The track design is genius, as is the manner in which the difficulty of each track increases. RedLynx certainly know exactly what they are doing when designing a track, and if anyone asked me which are the bad ones of the bunch? Well, I just couldn’t answer them, as each and every one of these tracks is masterful in their design. Tracks are slotted into beginner to the much more technical and tough extreme courses, and you’ll have to be really confident in the bike saddle to get through the lot. Luckily, if you are struggling with a course, you can always refer to viewing the runs of the top players on the leaderboards, and learning from the best is definitely key to improving your own game.

Trials Evolution also has plenty of replay value. When you reach the end of a course, you’ll be awarded a bronze, silver or gold medal, but for some a bronze or silver just won’t be good enough, and they’ll be back again and again in order to get hold of the shiniest medal, with platinum medals becoming available later on. There are also those out there who will just want to beat their friends best runs, and seeing them out on the track certainly adds a competitive edge. Speaking of competition, Trials Evolution introduces multiplayer.

The multiplayer certainly doesn’t feel like an afterthought. You are able to race against the live ghosts of others across all the tracks that you’ll be riding on in the single player portion, although it’s also possible to race side-by-side on Supercross tracks, and, with a pleasing scoring system, this is where the multiplayer is at its best. Supercross racing (restricted to online play) penalises you for taking a tumble off your bike, docking you a point each time you crash, and you’ll also lose points if you finish lower than first position. Multiplayer can be played locally or online, and, as it adds so much to the Trials Evolution download, it’s more than a mere extra.

Then, of course, there’s the returning track editor, which allows you to put together your very own tracks. Being that this is exactly the tool that RedLynx used to create their own tracks, obviously the passionate creators out there can truly put their own stamp on their designs. That said, whilst it’s unlikely that you are going to beat RedLynx at their own game, it’s certainly very possible to match their best track designs. The feature was present in Trials HD, although it wasn’t possible to share your creations with others around the world, so this is yet another feature that is going to add endless longevity to the game.

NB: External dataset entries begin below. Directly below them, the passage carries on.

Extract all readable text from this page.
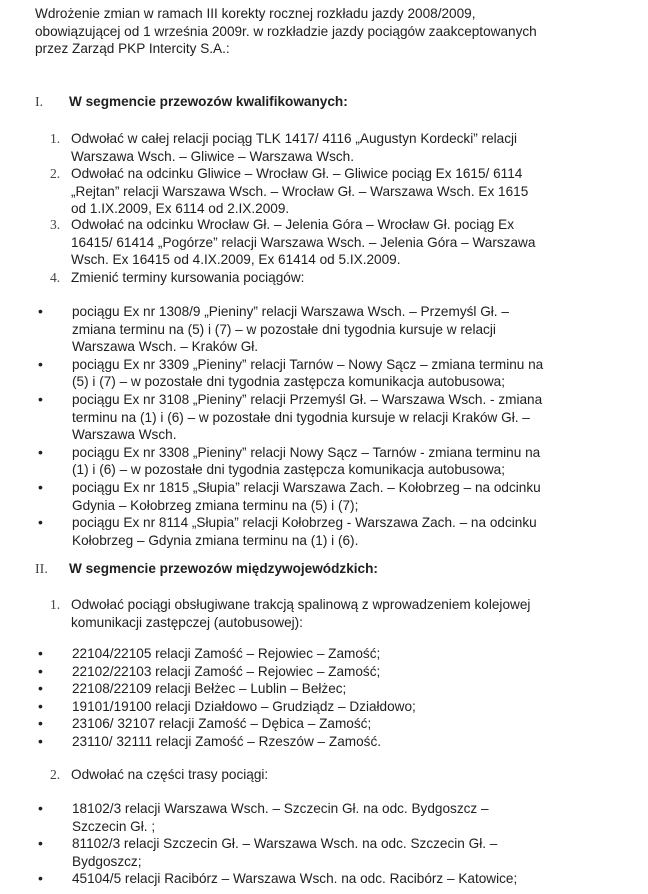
Wdrożenie zmian w ramach III korekty rocznej rozkładu jazdy 2008/2009,

obowiązującej od 1 września 2009r. w rozkładzie jazdy pociągów zaakceptowanych

przez Zarząd PKP Intercity S.A.:

I. W segmencie przewozów kwalifikowanych:
1. Odwołać w całej relacji pociąg TLK 1417/ 4116 „Augustyn Kordecki” relacji
Warszawa Wsch. – Gliwice – Warszawa Wsch.
2. Odwołać na odcinku Gliwice – Wrocław Gł. – Gliwice pociąg Ex 1615/ 6114
„Rejtan” relacji Warszawa Wsch. – Wrocław Gł. – Warszawa Wsch. Ex 1615
od 1.IX.2009, Ex 6114 od 2.IX.2009.
3. Odwołać na odcinku Wrocław Gł. – Jelenia Góra – Wrocław Gł. pociąg Ex
16415/ 61414 „Pogórze” relacji Warszawa Wsch. – Jelenia Góra – Warszawa
Wsch. Ex 16415 od 4.IX.2009, Ex 61414 od 5.IX.2009.
4. Zmienić terminy kursowania pociągów:
•
pociągu Ex nr 1308/9 „Pieniny” relacji Warszawa Wsch. – Przemyśl Gł. –
zmiana terminu na (5) i (7) – w pozostałe dni tygodnia kursuje w relacji
Warszawa Wsch. – Kraków Gł.
•
pociągu Ex nr 3309 „Pieniny” relacji Tarnów – Nowy Sącz – zmiana terminu na
(5) i (7) – w pozostałe dni tygodnia zastępcza komunikacja autobusowa;
•
pociągu Ex nr 3108 „Pieniny” relacji Przemyśl Gł. – Warszawa Wsch. - zmiana
terminu na (1) i (6) – w pozostałe dni tygodnia kursuje w relacji Kraków Gł. –
Warszawa Wsch.
•
pociągu Ex nr 3308 „Pieniny” relacji Nowy Sącz – Tarnów - zmiana terminu na
(1) i (6) – w pozostałe dni tygodnia zastępcza komunikacja autobusowa;
•
pociągu Ex nr 1815 „Słupia” relacji Warszawa Zach. – Kołobrzeg – na odcinku
Gdynia – Kołobrzeg zmiana terminu na (5) i (7);
•
pociągu Ex nr 8114 „Słupia” relacji Kołobrzeg - Warszawa Zach. – na odcinku
Kołobrzeg – Gdynia zmiana terminu na (1) i (6).
II. W segmencie przewozów międzywojewódzkich:
1. Odwołać pociągi obsługiwane trakcją spalinową z wprowadzeniem kolejowej
komunikacji zastępczej (autobusowej):
•
22104/22105 relacji Zamość – Rejowiec – Zamość;
•
22102/22103 relacji Zamość – Rejowiec – Zamość;
•
22108/22109 relacji Bełżec – Lublin – Bełżec;
•
19101/19100 relacji Działdowo – Grudziądz – Działdowo;
•
23106/ 32107 relacji Zamość – Dębica – Zamość;
•
23110/ 32111 relacji Zamość – Rzeszów – Zamość.
2. Odwołać na części trasy pociągi:
•
18102/3 relacji Warszawa Wsch. – Szczecin Gł. na odc. Bydgoszcz –
Szczecin Gł. ;
•
81102/3 relacji Szczecin Gł. – Warszawa Wsch. na odc. Szczecin Gł. –
Bydgoszcz;
•
45104/5 relacji Racibórz – Warszawa Wsch. na odc. Racibórz – Katowice;
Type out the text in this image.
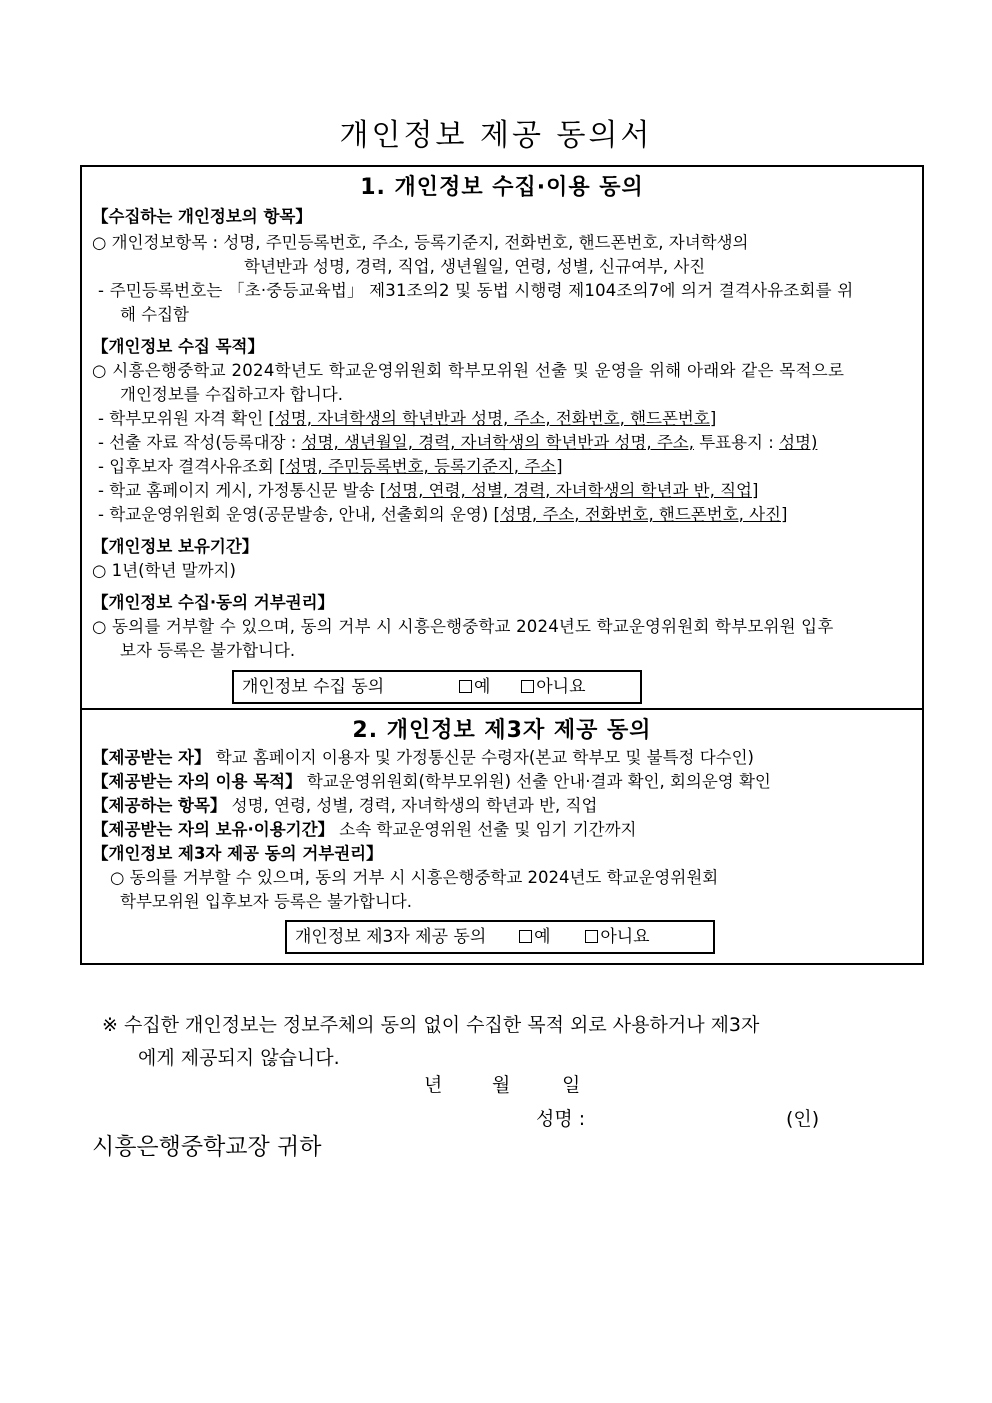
개인정보 제공 동의서
1. 개인정보 수집·이용 동의
【수집하는 개인정보의 항목】
○ 개인정보항목 : 성명, 주민등록번호, 주소, 등록기준지, 전화번호, 핸드폰번호, 자녀학생의
학년반과 성명, 경력, 직업, 생년월일, 연령, 성별, 신규여부, 사진
- 주민등록번호는 「초·중등교육법」 제31조의2 및 동법 시행령 제104조의7에 의거 결격사유조회를 위
해 수집함
【개인정보 수집 목적】
○ 시흥은행중학교 2024학년도 학교운영위원회 학부모위원 선출 및 운영을 위해 아래와 같은 목적으로
개인정보를 수집하고자 합니다.
- 학부모위원 자격 확인 [성명, 자녀학생의 학년반과 성명, 주소, 전화번호, 핸드폰번호]
- 선출 자료 작성(등록대장 : 성명, 생년월일, 경력, 자녀학생의 학년반과 성명, 주소, 투표용지 : 성명)
- 입후보자 결격사유조회 [성명, 주민등록번호, 등록기준지, 주소]
- 학교 홈페이지 게시, 가정통신문 발송 [성명, 연령, 성별, 경력, 자녀학생의 학년과 반, 직업]
- 학교운영위원회 운영(공문발송, 안내, 선출회의 운영) [성명, 주소, 전화번호, 핸드폰번호, 사진]
【개인정보 보유기간】
○ 1년(학년 말까지)
【개인정보 수집·동의 거부권리】
○ 동의를 거부할 수 있으며, 동의 거부 시 시흥은행중학교 2024년도 학교운영위원회 학부모위원 입후
보자 등록은 불가합니다.
개인정보 수집 동의	예	아니요
2. 개인정보 제3자 제공 동의
【제공받는 자】 학교 홈페이지 이용자 및 가정통신문 수령자(본교 학부모 및 불특정 다수인)
【제공받는 자의 이용 목적】 학교운영위원회(학부모위원) 선출 안내·결과 확인, 회의운영 확인
【제공하는 항목】 성명, 연령, 성별, 경력, 자녀학생의 학년과 반, 직업
【제공받는 자의 보유·이용기간】 소속 학교운영위원 선출 및 임기 기간까지
【개인정보 제3자 제공 동의 거부권리】
○ 동의를 거부할 수 있으며, 동의 거부 시 시흥은행중학교 2024년도 학교운영위원회
학부모위원 입후보자 등록은 불가합니다.
개인정보 제3자 제공 동의	예	아니요
※ 수집한 개인정보는 정보주체의 동의 없이 수집한 목적 외로 사용하거나 제3자
에게 제공되지 않습니다.
년	월	일
성명 :	(인)
시흥은행중학교장 귀하
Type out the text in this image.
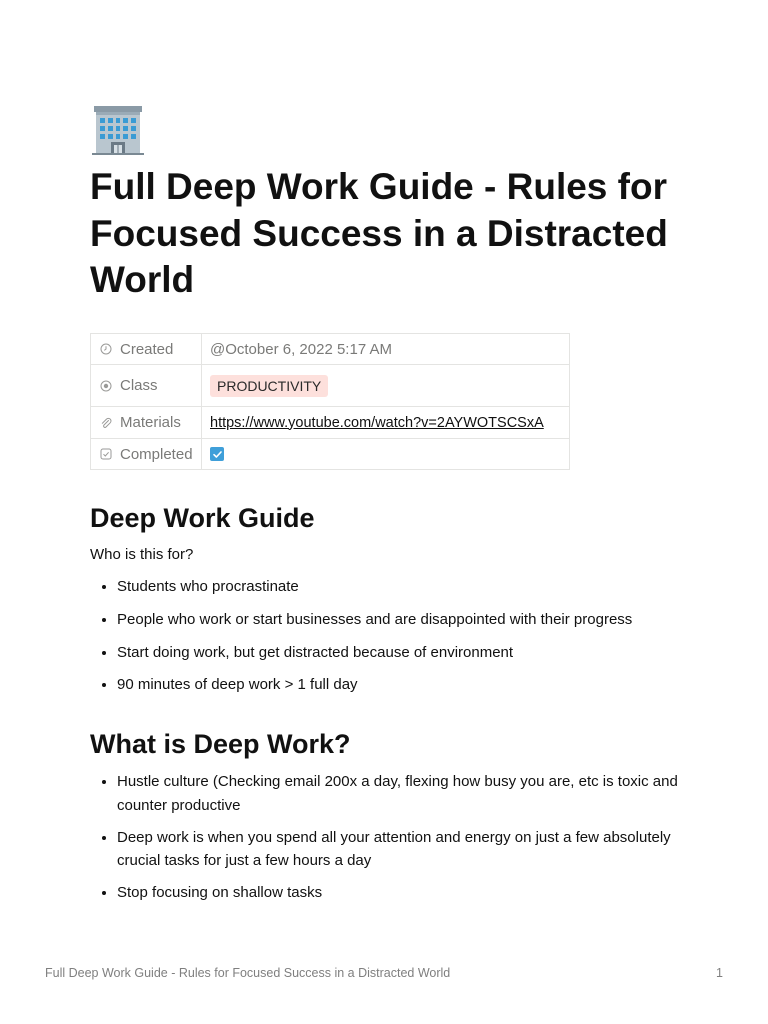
Full Deep Work Guide - Rules for Focused Success in a Distracted World
Created	@October 6, 2022 5:17 AM

Class	PRODUCTIVITY

Materials	https://www.youtube.com/watch?v=2AYWOTSCSxA

Completed

Deep Work Guide

Who is this for?

• Students who procrastinate
• People who work or start businesses and are disappointed with their progress
• Start doing work, but get distracted because of environment
• 90 minutes of deep work > 1 full day
What is Deep Work?
• Hustle culture (Checking email 200x a day, flexing how busy you are, etc is toxic and counter productive
• Deep work is when you spend all your attention and energy on just a few absolutely crucial tasks for just a few hours a day
• Stop focusing on shallow tasks
Full Deep Work Guide - Rules for Focused Success in a Distracted World	1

Like I mentioned when I opened this review, Trials Evolution is a true dream follow-up. Much has to be said for the amount of improvements and additions that have been added to this sequel, building upon an already hugely entertaining game, and somehow making it ten times better. I do have to wonder where RedLynx will take the series next, but, as sequels go, this first Trials HD follow-up is something truly special, a game which better caters to two very different audiences, and one that does more than enough to live up to its 1200 Microsoft Points asking price.